Federal court papers say the couple first contacted the woman — Marcos-Diego’s relative — in spring of 2015 encouraging her to come to the United States for a better life.

“They also told her they would help her get a job and she would make a lot of money so she could take care of her family,” Special Agent Edward Bluhm of Homeland Security Investigations wrote in the complaint.

Shortly after she was smuggled into the United States near Yuma, Ariz., around September 2015, U.S. immigration authorities stopped her and released her, pending further deportation proceedings.

She was required to wear an electronic bracelet and report to immigration authorities.

When she arrived in Forks that September, the couple forced her to stay in a trailer, refused to let her go anywhere alone, were verbally abusive, kept all of her earnings and threatened to kill her or report her to immigration authorities, she told investigators.

She told investigators Francisco-Pablo raped her about five times and threatened to kill her if she fled or told anyone.

“He told her he had killed before in Guatemala, and he could kill her too,” Bluhm wrote. “He threatened to drive [her] into the woods and drop her off and the bears would get her.”

She said when she rejected his advances and told Marcos-Diego, he only became more aggressive.

The woman told investigators the couple would take all her money that she earned picking salal, a brush commonly used by florists, and would charge her for every expense.

It would cost $10 each day for transportation to the forest, $50 per week for food, $200 for rent — which allowed her and her 9-year-old to sleep on the floor of the trailer — and $500 per ride to Seattle or Tacoma for meetings with immigration authorities, she said.

When she crossed illegally into the U.S., her guide told her the fee was $1,000 so that the couple “could not cheat [her] into paying a higher fee,” records say.

Soon after she crossed the border, the couple told her she owed about $6,000 and became angry when the victim mentioned the amount the guide had told her, according to court records.

Though the couple took all her paychecks, the woman’s debt had grown to about $15,000 by the time she fled in November 2015.

The alleged victim said she did not have a vehicle and couldn’t speak English, so she didn’t have the ability to go anywhere without the couple.

Her first language is Q’anjob’al, a native dialect of Guatemala, but she could understand some Spanish.

The abuse was discovered Nov. 28, 2015, when the alleged victim, who was walking along a ditch in the area of Dan Kelly and Colville roads, flagged down a passer-by.
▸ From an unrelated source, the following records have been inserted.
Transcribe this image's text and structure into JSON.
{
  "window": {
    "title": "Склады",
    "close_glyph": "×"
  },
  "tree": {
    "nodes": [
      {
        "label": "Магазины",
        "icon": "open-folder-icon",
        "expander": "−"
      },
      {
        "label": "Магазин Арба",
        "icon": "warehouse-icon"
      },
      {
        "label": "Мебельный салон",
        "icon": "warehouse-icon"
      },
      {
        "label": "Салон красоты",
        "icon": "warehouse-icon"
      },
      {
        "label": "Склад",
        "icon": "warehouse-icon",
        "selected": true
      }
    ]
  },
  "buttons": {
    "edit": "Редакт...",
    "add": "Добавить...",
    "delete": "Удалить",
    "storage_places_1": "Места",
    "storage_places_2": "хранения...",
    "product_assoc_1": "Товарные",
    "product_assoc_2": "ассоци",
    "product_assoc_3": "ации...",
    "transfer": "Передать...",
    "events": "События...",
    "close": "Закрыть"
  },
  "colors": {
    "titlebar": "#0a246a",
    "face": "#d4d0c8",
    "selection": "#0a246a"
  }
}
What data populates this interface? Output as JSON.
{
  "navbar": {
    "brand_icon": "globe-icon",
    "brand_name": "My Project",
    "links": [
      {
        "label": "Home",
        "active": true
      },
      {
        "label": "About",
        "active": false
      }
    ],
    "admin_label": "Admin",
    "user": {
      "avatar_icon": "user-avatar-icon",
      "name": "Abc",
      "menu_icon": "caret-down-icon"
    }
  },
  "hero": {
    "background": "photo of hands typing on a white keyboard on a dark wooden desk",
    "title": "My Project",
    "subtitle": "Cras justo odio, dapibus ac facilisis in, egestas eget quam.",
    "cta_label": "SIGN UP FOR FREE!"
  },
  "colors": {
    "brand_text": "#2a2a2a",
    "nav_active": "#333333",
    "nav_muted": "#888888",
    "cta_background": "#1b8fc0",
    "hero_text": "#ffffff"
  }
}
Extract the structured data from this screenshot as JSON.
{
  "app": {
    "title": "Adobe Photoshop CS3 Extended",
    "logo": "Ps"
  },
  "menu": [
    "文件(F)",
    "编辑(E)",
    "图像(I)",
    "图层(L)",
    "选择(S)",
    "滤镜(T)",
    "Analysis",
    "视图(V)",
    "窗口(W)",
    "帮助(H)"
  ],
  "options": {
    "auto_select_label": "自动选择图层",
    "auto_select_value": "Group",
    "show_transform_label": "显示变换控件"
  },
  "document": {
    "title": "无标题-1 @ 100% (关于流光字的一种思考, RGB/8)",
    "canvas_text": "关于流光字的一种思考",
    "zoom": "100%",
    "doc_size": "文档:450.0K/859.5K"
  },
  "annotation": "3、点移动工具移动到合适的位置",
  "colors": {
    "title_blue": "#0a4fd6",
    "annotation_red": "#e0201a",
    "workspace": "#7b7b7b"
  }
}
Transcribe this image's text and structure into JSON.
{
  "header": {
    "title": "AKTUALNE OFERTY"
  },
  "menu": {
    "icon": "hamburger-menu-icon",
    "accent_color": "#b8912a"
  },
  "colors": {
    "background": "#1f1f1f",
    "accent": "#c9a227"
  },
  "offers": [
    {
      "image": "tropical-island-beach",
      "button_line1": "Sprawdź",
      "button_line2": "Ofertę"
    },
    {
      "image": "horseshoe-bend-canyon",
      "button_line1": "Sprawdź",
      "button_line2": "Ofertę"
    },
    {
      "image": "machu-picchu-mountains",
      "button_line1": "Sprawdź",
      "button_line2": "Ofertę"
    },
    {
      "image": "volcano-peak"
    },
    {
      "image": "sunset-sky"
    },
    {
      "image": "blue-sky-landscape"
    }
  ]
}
She was crying and appeared emotionally distraught, her clothes were wet and she couldn’t speak English, records say.

Charging papers say Marcos-Diego denied the accusations and said the victim has a reputation for making accusations against others. Marcos-Diego denied charging the woman for rides to the immigration office but asked a detective if she could get the alleged victim to sign a paper agreeing to pay Marcos-Diego and Francisco-Pablo money allegedly owed to them.

Francisco-Pablo told investigators it cost a lot of money to get the woman to the United States from Guatemala and denied ever making inappropriate sexual advances toward her.

Francisco-Pablo is currently jailed at Federal Detention Center, SeaTac. A warrant for Marcos-Diego’s arrest was issued April 5.

A U.S. Attorney’s Office spokeswoman said she could not comment on the victim in this case but said that typically, trafficking victims are eligible for visas that allow them to stay in the United States to help law enforcement.